The Irish Independent newspaper published two supplements based on Tubridy's research alongside input from historians Tim Pat Coogan and Diarmaid Ferriter on the day of the launch and the following day.

Tubridy signed copies of his book at Shop Street in Galway on 3 November 2010.

==Reception==
Tubridy thought critics would give the book "a bit of a kicking" due to his own popularity. His girlfriend at the time, Aoibhinn Ní Shúilleabháin, commented: "The book looks brilliant - he [Tubridy] put an awful lot of work into it. It is a great product, and he is very proud of it. Even though I am not very interested in history myself, it is easy to see it is a wonderful book".

Deaglán de Bréadún of The Irish Times praised the photographs, describing them as "like going through a family album", but was less keen on Tubridy's writing skills: "Tubridy is a good writer, not a great writer, but it is the photographs that form the primary merit of this beautifully produced volume", he wrote.

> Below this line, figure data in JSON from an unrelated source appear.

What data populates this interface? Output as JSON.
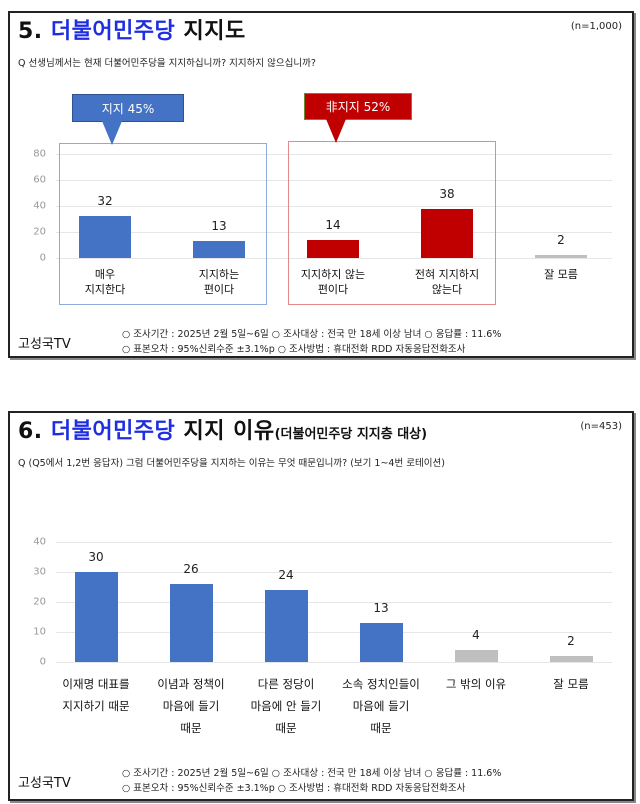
{
  "panel1": {
    "title_num": "5.",
    "title_brand": "더불어민주당",
    "title_rest": "지지도",
    "n_label": "(n=1,000)",
    "question": "Q 선생님께서는 현재 더불어민주당을 지지하십니까? 지지하지 않으십니까?",
    "callout_support": "지지 45%",
    "callout_oppose": "非지지 52%",
    "footer_brand": "고성국TV",
    "footer_line1": "○ 조사기간 : 2025년 2월 5일~6일 ○ 조사대상 : 전국 만 18세 이상 남녀 ○ 응답률 : 11.6%",
    "footer_line2": "○ 표본오차 : 95%신뢰수준 ±3.1%p ○ 조사방법 : 휴대전화 RDD 자동응답전화조사"
  },
  "panel2": {
    "title_num": "6.",
    "title_brand": "더불어민주당",
    "title_rest": "지지 이유",
    "title_sub": "(더불어민주당 지지층 대상)",
    "n_label": "(n=453)",
    "question": "Q (Q5에서 1,2번 응답자) 그럼 더불어민주당을 지지하는 이유는 무엇 때문입니까? (보기 1~4번 로테이션)",
    "footer_brand": "고성국TV",
    "footer_line1": "○ 조사기간 : 2025년 2월 5일~6일 ○ 조사대상 : 전국 만 18세 이상 남녀 ○ 응답률 : 11.6%",
    "footer_line2": "○ 표본오차 : 95%신뢰수준 ±3.1%p ○ 조사방법 : 휴대전화 RDD 자동응답전화조사"
  },
  "colors": {
    "blue": "#4472c4",
    "red": "#c00000",
    "gray": "#bfbfbf",
    "brand_blue": "#1f2fe0"
  },
  "chart_data": [
    {
      "type": "bar",
      "title": "5. 더불어민주당 지지도",
      "subtitle": "(n=1,000)",
      "categories": [
        "매우\n지지한다",
        "지지하는\n편이다",
        "지지하지 않는\n편이다",
        "전혀 지지하지\n않는다",
        "잘 모름"
      ],
      "values": [
        32,
        13,
        14,
        38,
        2
      ],
      "value_labels": [
        "32",
        "13",
        "14",
        "38",
        "2"
      ],
      "bar_colors": [
        "#4472c4",
        "#4472c4",
        "#c00000",
        "#c00000",
        "#bfbfbf"
      ],
      "yticks": [
        "80",
        "60",
        "40",
        "20",
        "0"
      ],
      "ylim": [
        0,
        80
      ],
      "annotations": [
        "지지 45%",
        "非지지 52%"
      ],
      "grid": true,
      "xlabel": "",
      "ylabel": ""
    },
    {
      "type": "bar",
      "title": "6. 더불어민주당 지지 이유(더불어민주당 지지층 대상)",
      "subtitle": "(n=453)",
      "categories": [
        "이재명 대표를\n지지하기 때문",
        "이념과 정책이\n마음에 들기\n때문",
        "다른 정당이\n마음에 안 들기\n때문",
        "소속 정치인들이\n마음에 들기\n때문",
        "그 밖의 이유",
        "잘 모름"
      ],
      "values": [
        30,
        26,
        24,
        13,
        4,
        2
      ],
      "value_labels": [
        "30",
        "26",
        "24",
        "13",
        "4",
        "2"
      ],
      "bar_colors": [
        "#4472c4",
        "#4472c4",
        "#4472c4",
        "#4472c4",
        "#bfbfbf",
        "#bfbfbf"
      ],
      "yticks": [
        "40",
        "30",
        "20",
        "10",
        "0"
      ],
      "ylim": [
        0,
        40
      ],
      "grid": true,
      "xlabel": "",
      "ylabel": ""
    }
  ]
}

Dubray Books reported that thousands of copies of JFK in Ireland were ordered in advance of the launch. The book entered the Eason bestseller list at number two but fell to number four in the second week, being beaten by sales of Paul Howard's latest Ross O'Carroll-Kelly book, a Jamie Oliver cookbook and Johnny Giles's autobiography. By 10 November, JFK in Ireland had sold 1,116 books.

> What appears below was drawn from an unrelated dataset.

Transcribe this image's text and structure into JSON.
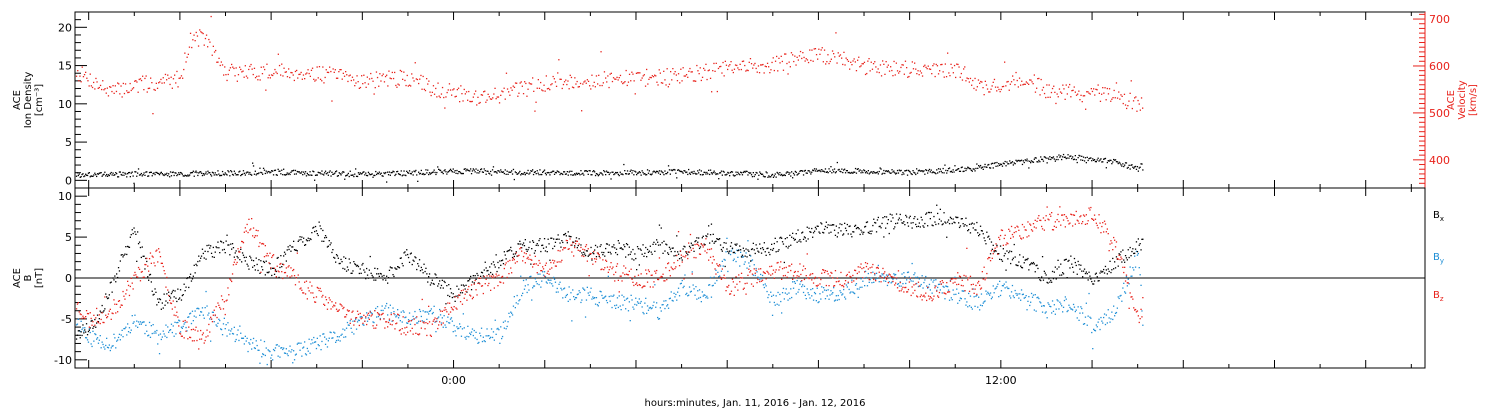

In March 2012, Tubridy made his American television debut on MSNBC's Morning Joe, during which he discussed the book. His debut was received positively by industry professionals. Willie Geist, one of the presenters of the show, said Tubridy was ”the biggest star in Ireland and perhaps in that nation's history”.

==Tax controversy==
JFK in Ireland was granted tax-free status, meaning that Tubridy did not have to pay any income tax on the estimated €480,000 he earned from the book. This decision was criticised due to Tubridy's perceived wealth and the large salary he receives from RTÉ. The Revenue granted it a "favourable determination". MEP Joe Higgins said: "The fact that Ryan Tubridy is claiming the exemption is ridiculous, there is no question about that. The rule should be changed, full stop."